Galaxy cluster smashes distance record
DR EMILY BALDWIN
Posted: October 23, 2009
Joining forces with ground-based telescopes, NASA's Chandra and Spitzer space telescopes have uncovered the most distant galaxy cluster yet at 10.2 billion light years, beating the previous record holder by one billion light years.JKCS041 is 190 million light years across and is located in the constellation Cetus. In this Chandra X-ray image, X-ray emission is shown in blue. Image: NASA/CXC/INAF/S.Andreon et al.
Galaxy clusters are the largest gravitationally bound objects in the Universe and the new contender, JKCS041, puts theories on how structure evolved in the early Universe to the test. Forming at the boundary of when scientists believe galaxy clusters can assemble, JKCS041's vital statistics – composition, mass and temperature – will reveal more about how the Universe evolved.
“This object is close to the distance limit expected for a galaxy cluster,” says Stefano Andreon of the National Institute for Astrophysics (INAF) in Italy. “We don’t think gravity can work fast enough to make galaxy clusters much earlier.”

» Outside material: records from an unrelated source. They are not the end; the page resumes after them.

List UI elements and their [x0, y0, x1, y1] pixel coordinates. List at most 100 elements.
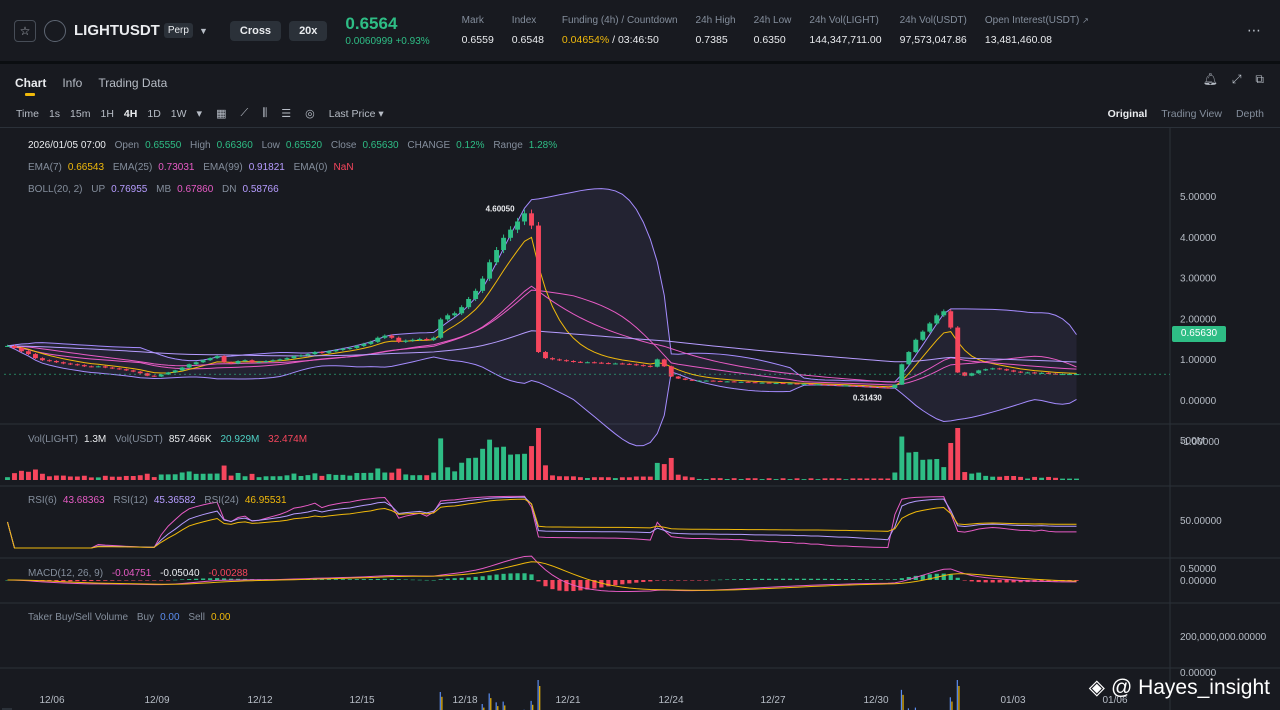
- volume-bar: [829, 478, 835, 480]
- macd-histogram-bar: [1046, 580, 1051, 582]
- interval-1s[interactable]: 1s: [48, 107, 61, 120]
- tab-chart[interactable]: Chart: [15, 76, 47, 96]
- stat-label: 24h Vol(LIGHT): [809, 15, 879, 26]
- stat-index: Index 0.6548: [512, 15, 544, 46]
- view-original[interactable]: Original: [1107, 108, 1148, 120]
- volume-bar: [137, 475, 143, 480]
- macd-histogram-bar: [843, 578, 849, 580]
- stat-label: Funding (4h) / Countdown: [561, 15, 678, 26]
- boll-mb-label: MB: [156, 184, 172, 195]
- macd-histogram-bar: [438, 579, 443, 580]
- candle-body: [508, 229, 514, 238]
- chart-toolbar: Time 1s 15m 1H 4H 1D 1W ▾ ▦ ⟋ ⫼ ☰ ◎ Last…: [0, 100, 1280, 128]
- volume-bar: [857, 478, 863, 480]
- volume-bar: [410, 475, 416, 480]
- taker-buy-bar: [914, 707, 917, 710]
- stat-24h-vol-usdt: 24h Vol(USDT) 97,573,047.86: [900, 15, 967, 46]
- candle-body: [60, 362, 66, 364]
- volume-bar: [577, 477, 583, 480]
- vol-legend: Vol(LIGHT) 1.3M Vol(USDT) 857.466K 20.929M…: [28, 434, 313, 445]
- chart-area[interactable]: 5.00000 4.00000 3.00000 2.00000 1.00000 0.000…: [0, 128, 1280, 710]
- popout-icon[interactable]: ⧉: [1255, 72, 1264, 86]
- macd-histogram-bar: [221, 578, 227, 580]
- volume-bar: [200, 473, 206, 480]
- candle-body: [619, 363, 625, 365]
- candle-body: [396, 337, 402, 342]
- more-options-icon[interactable]: ⋯: [1247, 22, 1262, 38]
- macd-histogram-bar: [753, 578, 758, 580]
- macd-histogram-bar: [739, 579, 744, 580]
- tab-info[interactable]: Info: [62, 76, 83, 90]
- candle-body: [808, 383, 814, 385]
- price-axis-label: 3.00000: [1180, 274, 1217, 285]
- macd-histogram-bar: [564, 580, 569, 592]
- candle-body: [1039, 372, 1045, 374]
- candle-body: [340, 348, 346, 350]
- alert-bell-icon[interactable]: 🔔︎: [1202, 72, 1218, 86]
- ema25-line: [7, 285, 1077, 383]
- last-price-dropdown[interactable]: Last Price ▾: [328, 107, 384, 120]
- tab-trading-data[interactable]: Trading Data: [98, 76, 168, 90]
- candle-body: [193, 362, 199, 365]
- stat-24h-high: 24h High 0.7385: [696, 15, 736, 46]
- volume-bar: [598, 477, 604, 480]
- leverage-button[interactable]: 20x: [289, 20, 328, 41]
- interval-1w[interactable]: 1W: [170, 107, 187, 120]
- macd-histogram-bar: [473, 576, 478, 580]
- indicator-axis-label: 200,000,000.00000: [1180, 632, 1267, 643]
- time-label[interactable]: Time: [16, 107, 39, 120]
- interval-1h[interactable]: 1H: [100, 107, 114, 120]
- candle-body: [466, 299, 472, 308]
- volume-bar: [403, 474, 409, 480]
- external-link-icon[interactable]: ↗: [1082, 16, 1089, 25]
- candle-body: [403, 340, 409, 342]
- chevron-down-icon[interactable]: ▼: [198, 25, 208, 36]
- macd-histogram-bar: [333, 579, 338, 580]
- volume-bar: [340, 474, 346, 480]
- candle-body: [19, 347, 24, 352]
- volume-bar: [934, 458, 940, 480]
- interval-4h[interactable]: 4H: [123, 107, 138, 120]
- view-depth[interactable]: Depth: [1235, 108, 1264, 120]
- interval-15m[interactable]: 15m: [70, 107, 91, 120]
- settings-lines-icon[interactable]: ☰: [281, 108, 292, 120]
- macd-histogram-bar: [1011, 580, 1016, 583]
- indicator-icon[interactable]: ⟋: [240, 107, 249, 119]
- taker-sell-bar: [958, 686, 960, 710]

JKCS041 was first identified in 2006 by the United Kingdom Infrared Telescope (UKIRT), revealing component galaxies dominated by old red stars. It's record-breaking distance was determined from optical and infrared measurements by the UKIRT, the Canada-France-Hawaii Telescope in Hawaii, and NASA’s Spitzer Space Telescope. Chandra added the final piece of evidence – hot gas detected between the galaxies – proving that JKCS041 is indeed a true cluster, and not one that is still forming.In this optical image from the Very Large Telescope, which also includes optical and infrared data from the Digitized Sky Survey, individual galaxies are seen in white. Image: DSS; ESO/VLT.
The observations also ruled out the possibility of the galaxies distributed along the same line of sight, and the extent and shape of the X-ray emission, combined with the lack of a central radio source, argue against the possibility that the X-ray emission is caused by scattering of cosmic microwave background light by particles emitting radio waves.
“This discovery is exciting because it is like finding a Tyrannosaurus Rex fossil that is much older than any other known,” says Ben Maughan from the UK's University of Bristol. “One fossil might just fit in with our understanding of dinosaurs, but if you found many more, you would have to start rethinking how dinosaurs evolved. The same is true for galaxy clusters and our understanding of cosmology.”
The hunt is now on for similar distant clusters. Previous record holder XMMXCS J2215.9-1738 was discovered by ESA's XMM-Newton space telescope in 2006 at 9.2 billion light years, but astronomers need more case studies to thoroughly test cosmological models, such as the nature and prevalence of dark matter and the destiny of our Universe.
The results of the research will appear in a forthcoming edition of the journal Astronomy & Astrophysics.